Ou: como um padrão se torna padrão.
Para instaurar padrões que forcem um sistema a se integrar, não é preciso ser inteligente, basta ser pragmático.
A eficiência de um sistema (qualquer sistema) vem da fluidez com que ele executa o que tem de executar.
Na saúde, a cada movimentação de um usuário em busca de atendimento, a informação sobre ele tem que ser gerada de novo. Repetem-se exames à toa, alteram-se diagnósticos, mudam-se prescrições, riscos se acumulam, filas aumentam.
Essas ineficiências fazem mortes desnecessárias acontecerem. É uma miséria.
Os gestores da saúde sofrem de um mal: “incompetência serial”.
Integrar é a saída. Integrar em “linhas de serviço” intervenções que hoje estão isoladas em escaninhos, feudos.
Integrar público e privado.
A unidade de saúde pública está com a capacidade esgotada, mas, do outro lado da rua, a clinica privada está com capacidade ociosa.
Não se falam, não se entendem. São tribos diferentes. Burros.
Incompetência serial coloca ideologia acima da razão.

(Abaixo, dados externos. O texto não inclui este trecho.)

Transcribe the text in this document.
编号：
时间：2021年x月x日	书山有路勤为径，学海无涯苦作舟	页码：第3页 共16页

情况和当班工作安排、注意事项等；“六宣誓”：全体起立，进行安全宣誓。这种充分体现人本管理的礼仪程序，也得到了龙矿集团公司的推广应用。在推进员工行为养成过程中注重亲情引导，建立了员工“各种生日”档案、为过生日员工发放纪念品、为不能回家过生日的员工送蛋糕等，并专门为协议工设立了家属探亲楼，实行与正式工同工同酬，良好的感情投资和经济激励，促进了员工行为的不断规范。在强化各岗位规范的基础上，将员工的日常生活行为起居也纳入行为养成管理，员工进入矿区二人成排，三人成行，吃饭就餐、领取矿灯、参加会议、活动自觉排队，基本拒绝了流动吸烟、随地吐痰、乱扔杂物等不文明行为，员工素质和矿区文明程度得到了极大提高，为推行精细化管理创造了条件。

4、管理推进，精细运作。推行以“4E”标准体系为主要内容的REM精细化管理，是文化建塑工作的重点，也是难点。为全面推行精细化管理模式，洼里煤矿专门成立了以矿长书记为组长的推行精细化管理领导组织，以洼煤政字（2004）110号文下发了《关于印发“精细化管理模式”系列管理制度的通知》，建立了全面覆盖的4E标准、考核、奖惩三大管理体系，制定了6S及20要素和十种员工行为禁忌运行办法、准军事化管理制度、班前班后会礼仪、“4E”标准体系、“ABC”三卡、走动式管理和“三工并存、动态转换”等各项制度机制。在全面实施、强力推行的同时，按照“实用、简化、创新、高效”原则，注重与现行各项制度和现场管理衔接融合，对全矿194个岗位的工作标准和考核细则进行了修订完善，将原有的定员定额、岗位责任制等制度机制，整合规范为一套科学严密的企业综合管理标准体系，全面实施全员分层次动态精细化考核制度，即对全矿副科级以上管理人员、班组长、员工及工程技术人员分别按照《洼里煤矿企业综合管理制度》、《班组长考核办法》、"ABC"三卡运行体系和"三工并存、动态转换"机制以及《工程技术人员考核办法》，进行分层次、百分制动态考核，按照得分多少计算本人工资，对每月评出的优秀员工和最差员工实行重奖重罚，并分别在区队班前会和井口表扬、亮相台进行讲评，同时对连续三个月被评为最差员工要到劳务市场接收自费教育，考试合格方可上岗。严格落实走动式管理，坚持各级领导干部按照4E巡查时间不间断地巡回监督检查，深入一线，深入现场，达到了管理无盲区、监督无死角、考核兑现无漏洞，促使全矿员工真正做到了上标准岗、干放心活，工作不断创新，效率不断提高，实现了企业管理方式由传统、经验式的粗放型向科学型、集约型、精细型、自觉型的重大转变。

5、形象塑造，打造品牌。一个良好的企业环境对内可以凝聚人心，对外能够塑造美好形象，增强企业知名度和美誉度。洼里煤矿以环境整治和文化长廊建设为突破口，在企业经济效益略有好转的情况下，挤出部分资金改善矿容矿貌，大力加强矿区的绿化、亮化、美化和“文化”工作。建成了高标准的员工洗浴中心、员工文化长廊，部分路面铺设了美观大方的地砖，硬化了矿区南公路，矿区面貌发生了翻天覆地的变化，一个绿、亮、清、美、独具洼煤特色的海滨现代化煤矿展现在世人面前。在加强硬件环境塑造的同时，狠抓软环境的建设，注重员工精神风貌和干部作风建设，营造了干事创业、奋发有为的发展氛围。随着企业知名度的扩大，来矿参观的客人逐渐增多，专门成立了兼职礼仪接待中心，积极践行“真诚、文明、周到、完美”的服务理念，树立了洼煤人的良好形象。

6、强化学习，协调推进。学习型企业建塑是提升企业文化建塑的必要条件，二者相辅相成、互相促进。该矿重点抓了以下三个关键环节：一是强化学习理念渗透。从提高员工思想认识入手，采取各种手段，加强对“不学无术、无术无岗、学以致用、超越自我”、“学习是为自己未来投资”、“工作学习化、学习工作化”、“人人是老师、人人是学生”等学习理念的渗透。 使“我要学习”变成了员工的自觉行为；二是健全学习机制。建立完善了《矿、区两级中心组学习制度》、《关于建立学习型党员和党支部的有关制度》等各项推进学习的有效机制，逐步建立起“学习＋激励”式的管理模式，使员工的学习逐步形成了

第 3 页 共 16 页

Integrar baixa custos e melhora resultados.
Foi assim com a estrada de ferro, e será assim na saúde. Os desafios práticos são muitos na saúde, mas vai acontecer.
Com a estrada de ferro foi relativamente rápido porque havia um caminho pragmático, natural, a seguir.
Veja como elas tiveram suas larguras padronizadas.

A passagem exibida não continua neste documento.